While Obama might contend that the choice is between war and peace, Corker pointed out that U.S. military officials have offered a different assessment.
“In testimony, the officials that have sat at the table with the President have never ever … said that if this deal doesn’t work out, would there be military action,” Corker said. Instead, he continued, they’ve said that “it’s likely that all our European partners would stay with us because they value our relationship more.”
And in a direct jab at Obama, Corker added, “I think everyone in the U.S. knows that this President is not going to carry out military action against Iran. Iran knows that.”
The evocation of the Iraq vote, however, seemed to be targeted primarily at Democrats. The decision to approve the invasion was one many in his party – including his vice president and both secretaries of state – supported at the time but eventually came to regret.
Casting that vote as a mistake whose aftermath is still being felt, Obama said a decision in opposition of his Iran deal could carry similar consequences.
“I raise this recent history because now more than ever, we need clear thinking in our foreign policy, and I raise this history because it bears directly on how we respond to the Iranian nuclear program,” he said.
But that decision, according to those who made it a decade ago, came amid a vastly different political environment – and isn’t necessarily analogous to the choice facing lawmakers today.
“I voted against sending our troops to the Iraq war, and that was an unpopular vote,” said Maryland Sen. Ben Cardin, the top Democrat on the Senate Foreign Relations Committee. His support is highly sought by the White House, but so far he has remained undecided.
The American public in 2015 is “much more divided” over entering into a nuclear pact with Iran than it was about going to war with Iraq, Cardin said. Several polls have shown that a majority of Americans want Congress to vote down the agreement.
“At the end of the day, it’s not what’s popular, it’s not what the President of the United States is asking us to do, it’s what’s in the best interest of America, and that’s how I’ll judge it,” he said.
READ: Obama tweets at members of Congress over Iran Deal
Cardin and other Democrats have been the focus of an intense lobbying campaign by the White House to back the deal – an effort to garner friendly votes almost unheard of during Obama’s tenure.
The President has invited them to the White House for personal briefings, pressed them over the phone and took three Democratic congressmen golfing on a scorching Sunday afternoon in July.
Many Democrats who complained they were being ignored by the White House during the first six years of the Obama administration say they’ve been impressed by the outreach.
But it remains to be seen whether Obama’s appeal Wednesday and the strident arguments he’s embraced in making his case will win over those in his party wrestling with how to vote.

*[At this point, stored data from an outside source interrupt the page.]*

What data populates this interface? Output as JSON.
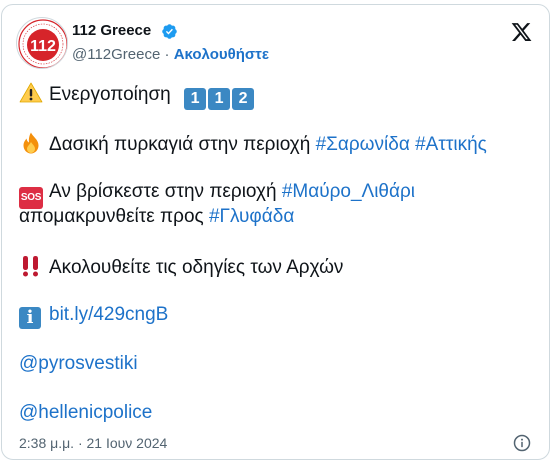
{
  "account": {
    "display_name": "112 Greece",
    "handle": "@112Greece",
    "separator": "·",
    "follow_label": "Ακολουθήστε",
    "avatar_text": "112",
    "verified": true
  },
  "tweet": {
    "line1": {
      "emoji": "warning-icon",
      "text": "Ενεργοποίηση",
      "keycaps": [
        "1",
        "1",
        "2"
      ]
    },
    "line2": {
      "emoji": "fire-icon",
      "text": "Δασική πυρκαγιά στην περιοχή",
      "hashtags": [
        "#Σαρωνίδα",
        "#Αττικής"
      ]
    },
    "line3": {
      "badge": "SOS",
      "text": "Αν βρίσκεστε στην περιοχή",
      "hashtag": "#Μαύρο_Λιθάρι"
    },
    "line4": {
      "text": "απομακρυνθείτε προς",
      "hashtag": "#Γλυφάδα"
    },
    "line5": {
      "emoji": "double-exclamation-icon",
      "text": "Ακολουθείτε τις οδηγίες των Αρχών"
    },
    "line6": {
      "badge": "i",
      "link": "bit.ly/429cngB"
    },
    "mention1": "@pyrosvestiki",
    "mention2": "@hellenicpolice"
  },
  "timestamp": "2:38 μ.μ. · 21 Ιουν 2024",
  "colors": {
    "link": "#1d72c9",
    "text": "#0f1419",
    "muted": "#536471",
    "verified": "#1d9bf0",
    "avatar_red": "#d6242a"
  },
  "icons": [
    "x-logo-icon",
    "verified-badge-icon",
    "info-circle-icon"
  ]
}
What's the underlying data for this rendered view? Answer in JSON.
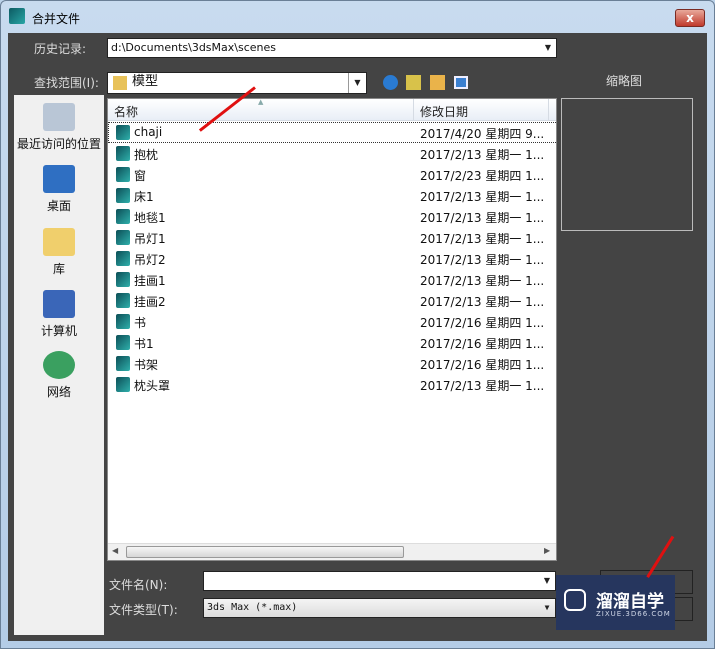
{
  "window": {
    "title": "合并文件",
    "close": "x"
  },
  "history": {
    "label": "历史记录:",
    "value": "d:\\Documents\\3dsMax\\scenes"
  },
  "lookin": {
    "label": "查找范围(I):",
    "value": "模型"
  },
  "thumbnail_label": "缩略图",
  "places": [
    {
      "label": "最近访问的位置"
    },
    {
      "label": "桌面"
    },
    {
      "label": "库"
    },
    {
      "label": "计算机"
    },
    {
      "label": "网络"
    }
  ],
  "columns": {
    "name": "名称",
    "date": "修改日期"
  },
  "files": [
    {
      "name": "chaji",
      "date": "2017/4/20 星期四 9..."
    },
    {
      "name": "抱枕",
      "date": "2017/2/13 星期一 1..."
    },
    {
      "name": "窗",
      "date": "2017/2/23 星期四 1..."
    },
    {
      "name": "床1",
      "date": "2017/2/13 星期一 1..."
    },
    {
      "name": "地毯1",
      "date": "2017/2/13 星期一 1..."
    },
    {
      "name": "吊灯1",
      "date": "2017/2/13 星期一 1..."
    },
    {
      "name": "吊灯2",
      "date": "2017/2/13 星期一 1..."
    },
    {
      "name": "挂画1",
      "date": "2017/2/13 星期一 1..."
    },
    {
      "name": "挂画2",
      "date": "2017/2/13 星期一 1..."
    },
    {
      "name": "书",
      "date": "2017/2/16 星期四 1..."
    },
    {
      "name": "书1",
      "date": "2017/2/16 星期四 1..."
    },
    {
      "name": "书架",
      "date": "2017/2/16 星期四 1..."
    },
    {
      "name": "枕头罩",
      "date": "2017/2/13 星期一 1..."
    }
  ],
  "filename": {
    "label": "文件名(N):",
    "value": ""
  },
  "filetype": {
    "label": "文件类型(T):",
    "value": "3ds Max (*.max)"
  },
  "watermark": {
    "title": "溜溜自学",
    "url": "ZIXUE.3D66.COM"
  }
}
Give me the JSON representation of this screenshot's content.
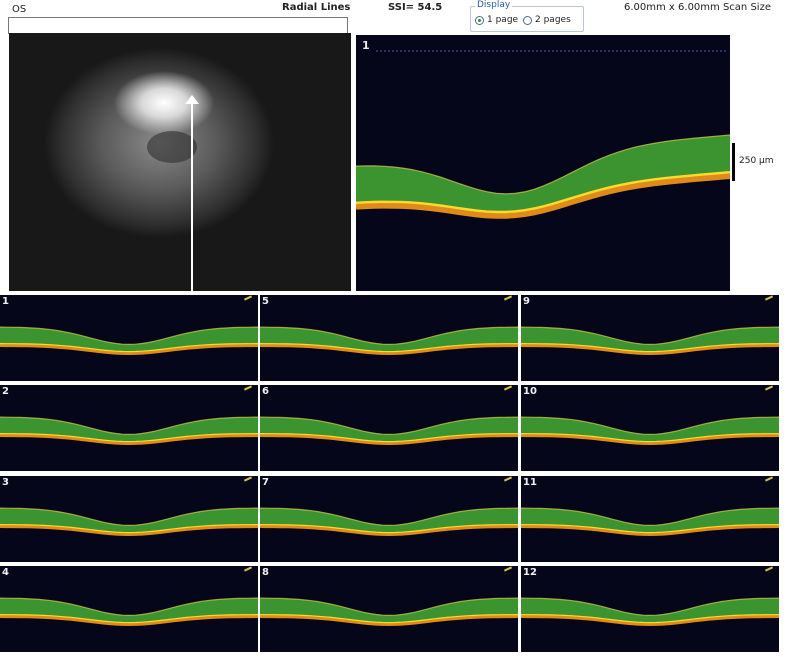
{
  "header": {
    "eye": "OS",
    "pattern": "Radial Lines",
    "ssi": "SSI= 54.5",
    "scan_size": "6.00mm x 6.00mm Scan Size"
  },
  "display": {
    "legend": "Display",
    "option_1": "1 page",
    "option_2": "2 pages",
    "selected": "1 page"
  },
  "main_scan": {
    "number": "1",
    "scale_label": "250 µm"
  },
  "tiles": [
    "1",
    "2",
    "3",
    "4",
    "5",
    "6",
    "7",
    "8",
    "9",
    "10",
    "11",
    "12"
  ],
  "colors": {
    "background": "#06061a",
    "rpe": "#e08a1a",
    "retina": "#4fc43a",
    "highlight": "#ffee33"
  }
}
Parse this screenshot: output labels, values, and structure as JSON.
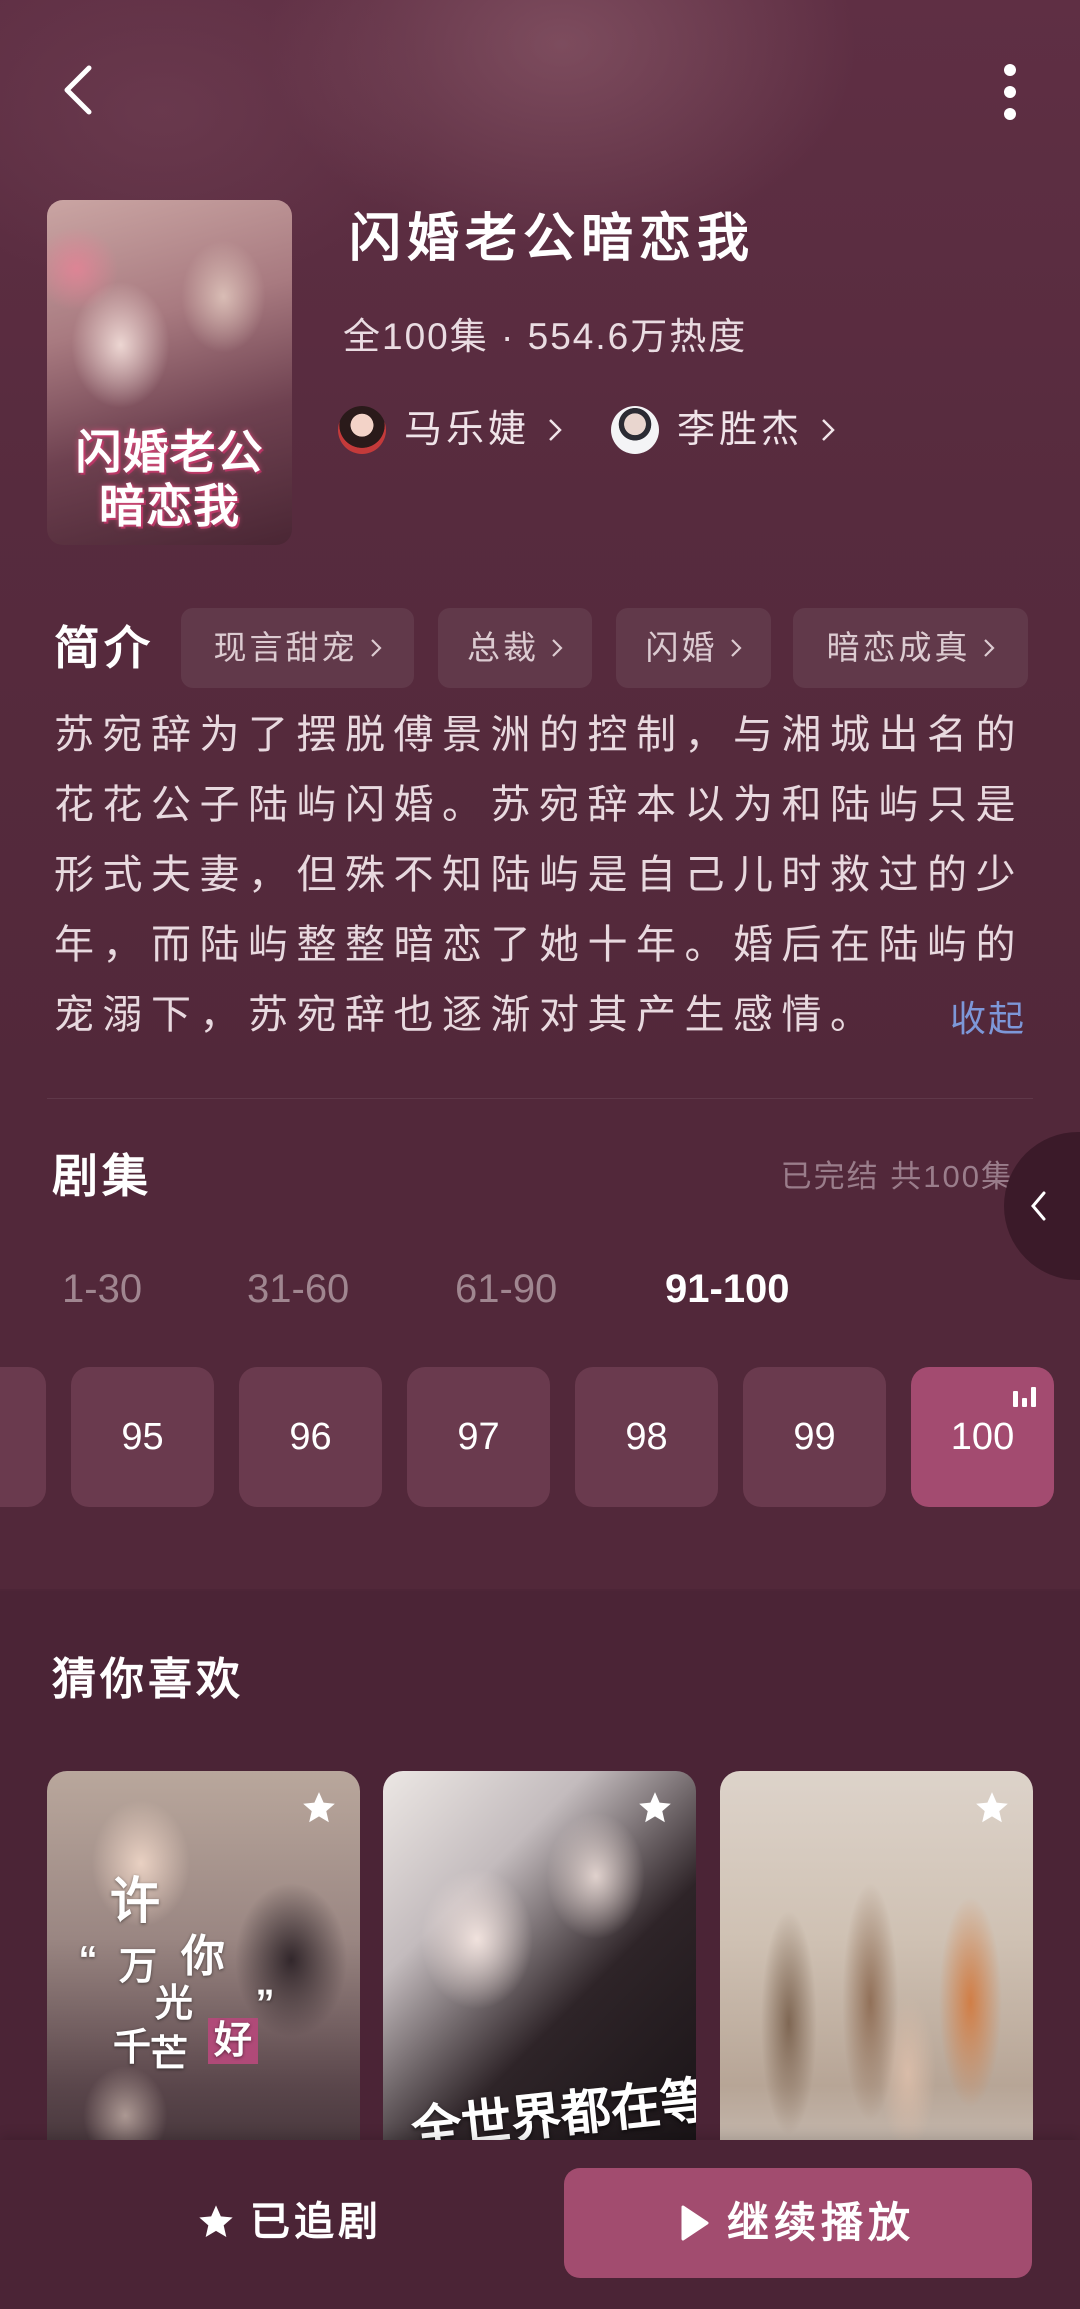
{
  "header": {
    "back_icon": "back-arrow-icon",
    "more_icon": "more-vertical-icon"
  },
  "drama": {
    "poster_lines": [
      "闪婚老公",
      "暗恋我"
    ],
    "title": "闪婚老公暗恋我",
    "meta": "全100集 · 554.6万热度",
    "actors": [
      {
        "name": "马乐婕"
      },
      {
        "name": "李胜杰"
      }
    ]
  },
  "intro": {
    "label": "简介",
    "tags": [
      "现言甜宠",
      "总裁",
      "闪婚",
      "暗恋成真"
    ],
    "description": "苏宛辞为了摆脱傅景洲的控制，与湘城出名的花花公子陆屿闪婚。苏宛辞本以为和陆屿只是形式夫妻，但殊不知陆屿是自己儿时救过的少年，而陆屿整整暗恋了她十年。婚后在陆屿的宠溺下，苏宛辞也逐渐对其产生感情。",
    "collapse_label": "收起"
  },
  "episodes": {
    "label": "剧集",
    "summary": "已完结 共100集",
    "ranges": [
      {
        "label": "1-30",
        "selected": false
      },
      {
        "label": "31-60",
        "selected": false
      },
      {
        "label": "61-90",
        "selected": false
      },
      {
        "label": "91-100",
        "selected": true
      }
    ],
    "items": [
      {
        "num": "95",
        "selected": false
      },
      {
        "num": "96",
        "selected": false
      },
      {
        "num": "97",
        "selected": false
      },
      {
        "num": "98",
        "selected": false
      },
      {
        "num": "99",
        "selected": false
      },
      {
        "num": "100",
        "selected": true
      }
    ],
    "playing_icon": "playing-bars-icon"
  },
  "recommend": {
    "label": "猜你喜欢",
    "cards": [
      {
        "title_chars": [
          "许",
          "“",
          "万",
          "你",
          "光",
          "千",
          "芒",
          "好",
          "”"
        ],
        "star_icon": "star-icon"
      },
      {
        "poster_text": "全世界都在等",
        "star_icon": "star-icon"
      },
      {
        "star_icon": "star-icon"
      }
    ]
  },
  "bottom_bar": {
    "follow_label": "已追剧",
    "play_label": "继续播放"
  },
  "colors": {
    "background": "#52283a",
    "accent": "#a34b70",
    "episode_box": "#6a3a4e",
    "link": "#7d97d8",
    "muted": "#9a7d8b"
  }
}
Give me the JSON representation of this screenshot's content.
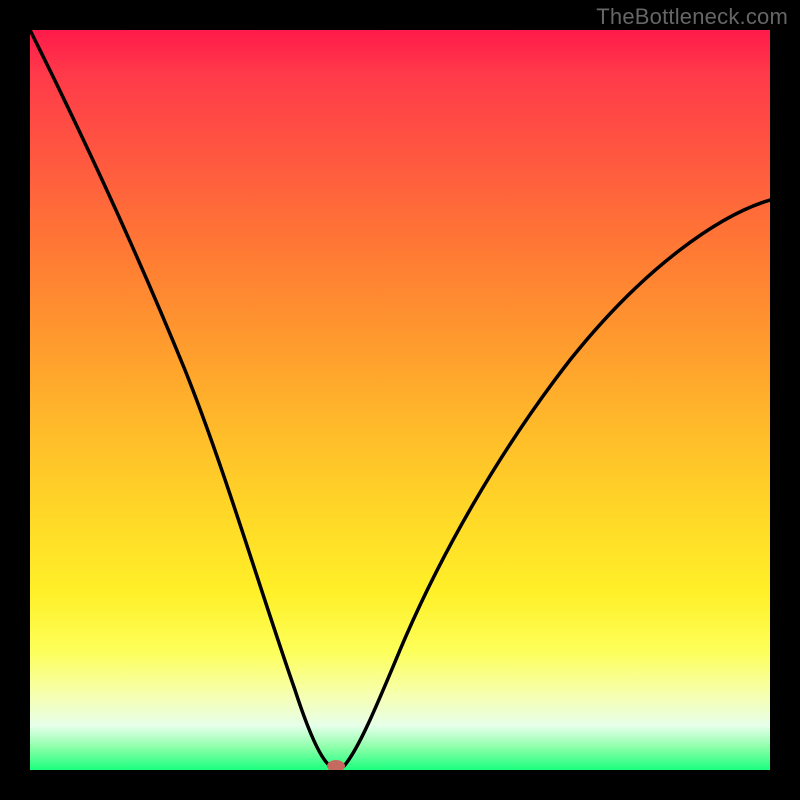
{
  "watermark": "TheBottleneck.com",
  "chart_data": {
    "type": "line",
    "title": "",
    "xlabel": "",
    "ylabel": "",
    "xlim": [
      0,
      100
    ],
    "ylim": [
      0,
      100
    ],
    "grid": false,
    "legend": false,
    "series": [
      {
        "name": "bottleneck-curve",
        "x": [
          0,
          5,
          10,
          15,
          20,
          25,
          30,
          35,
          38,
          40,
          41,
          42,
          44,
          48,
          55,
          62,
          70,
          78,
          86,
          94,
          100
        ],
        "values": [
          100,
          90,
          79,
          68,
          56,
          44,
          31,
          17,
          7,
          2,
          0,
          1,
          4,
          12,
          25,
          37,
          48,
          57,
          63,
          68,
          72
        ]
      }
    ],
    "marker": {
      "x": 41,
      "y": 0
    },
    "background_gradient": {
      "top": "#ff1a4a",
      "mid": "#ffd927",
      "bottom": "#1bff7e"
    }
  }
}
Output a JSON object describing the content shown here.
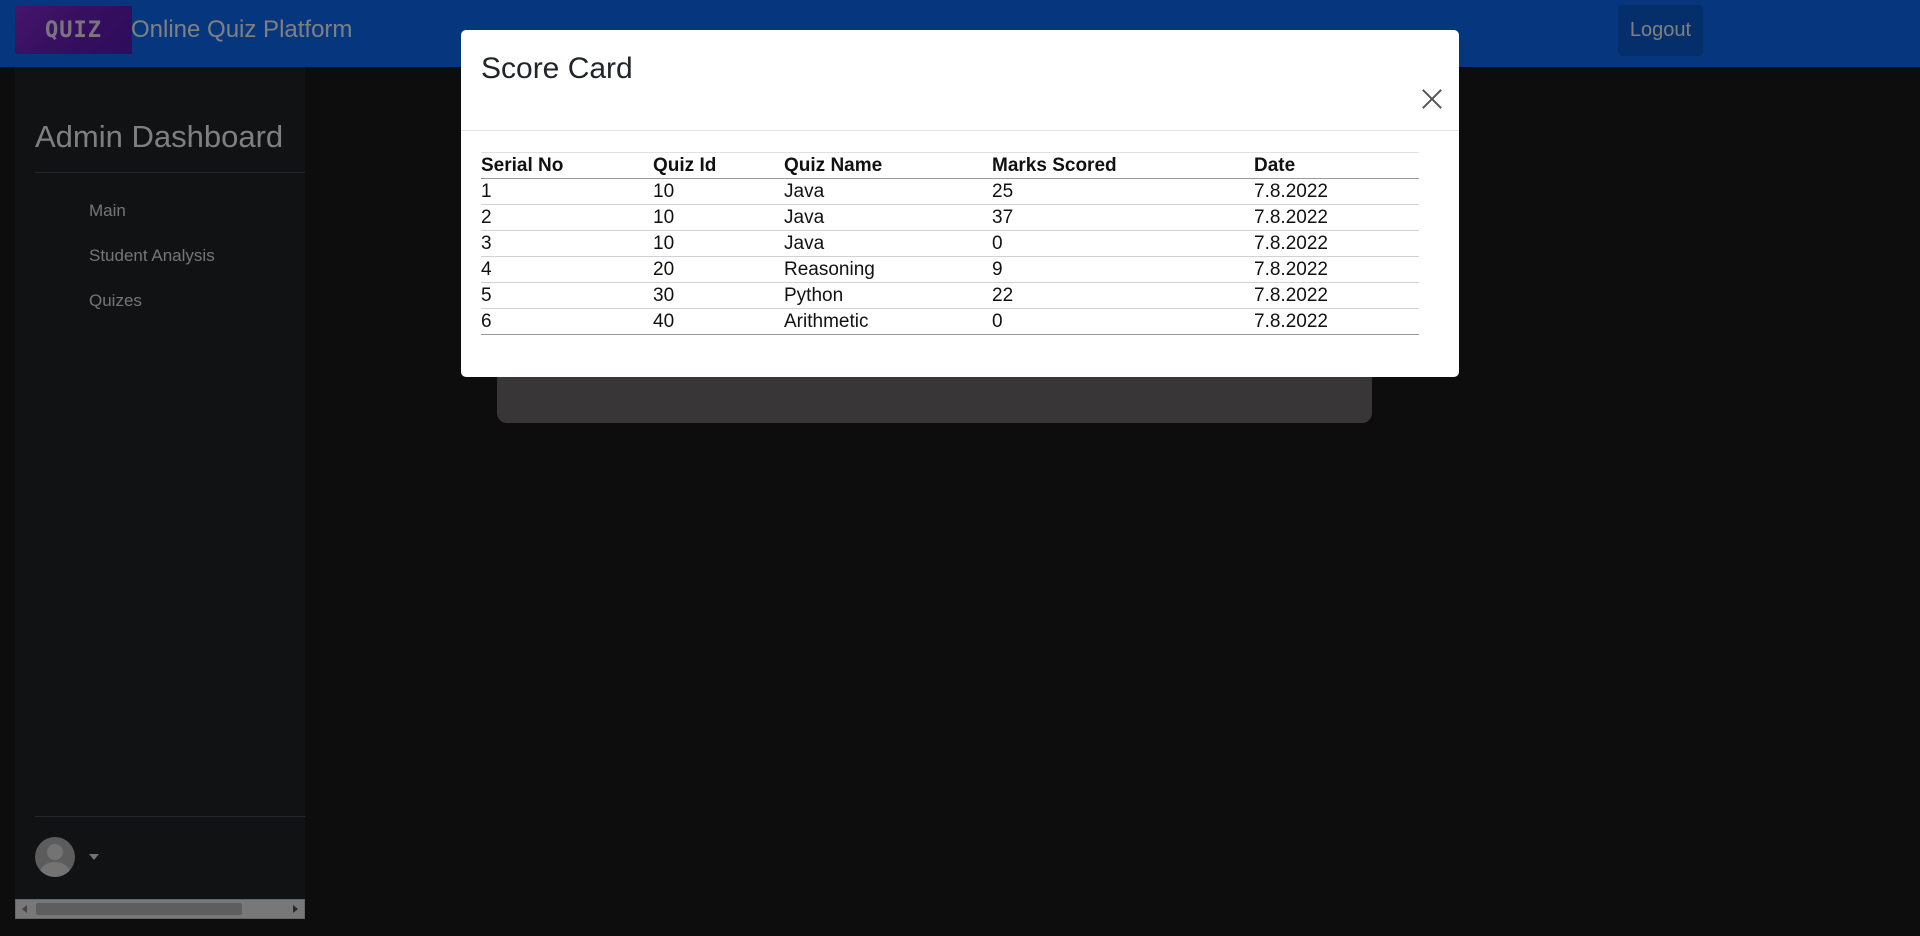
{
  "header": {
    "logo_text": "QUIZ",
    "brand": "Online Quiz Platform",
    "logout_label": "Logout"
  },
  "sidebar": {
    "title": "Admin Dashboard",
    "items": [
      {
        "label": "Main"
      },
      {
        "label": "Student Analysis"
      },
      {
        "label": "Quizes"
      }
    ]
  },
  "modal": {
    "title": "Score Card",
    "columns": [
      "Serial No",
      "Quiz Id",
      "Quiz Name",
      "Marks Scored",
      "Date"
    ],
    "rows": [
      [
        "1",
        "10",
        "Java",
        "25",
        "7.8.2022"
      ],
      [
        "2",
        "10",
        "Java",
        "37",
        "7.8.2022"
      ],
      [
        "3",
        "10",
        "Java",
        "0",
        "7.8.2022"
      ],
      [
        "4",
        "20",
        "Reasoning",
        "9",
        "7.8.2022"
      ],
      [
        "5",
        "30",
        "Python",
        "22",
        "7.8.2022"
      ],
      [
        "6",
        "40",
        "Arithmetic",
        "0",
        "7.8.2022"
      ]
    ]
  },
  "colors": {
    "topbar": "#0d6efd",
    "sidebar": "#212529",
    "logo": "#8c2bd8",
    "modal_bg": "#ffffff"
  },
  "icons": [
    "close-icon",
    "avatar-icon",
    "caret-down-icon",
    "scroll-left-icon",
    "scroll-right-icon"
  ]
}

In the hours after Obama’s speech, at least five House Democrats said they would support the plan, including Mike Thompson of California, Jim McGovern of Massachusetts, Mark Pocan of Wisconsin and Earl Blumenauer and Peter DeFazio of Oregon.
But several key Democratic senators – including Chuck Schumer of New York, Ben Cardin of Maryland, Mark Warner of Virginia and John Tester of Montana – have said they still need time to assess the agreement.
Ben Rhodes, Obama’s deputy national security adviser, said the administration was confident its framing of the deal would persuade Democrats to Obama’s side.
“We’re used to some reflexive partisanship on these issues,” Rhodes said. “We’re expecting there to be very strong Republican opposition, as there has been on many of our foreign and domestic priorities, but we’re confident there’s a growing base of support among Democrats in both the House and Senate for this deal.”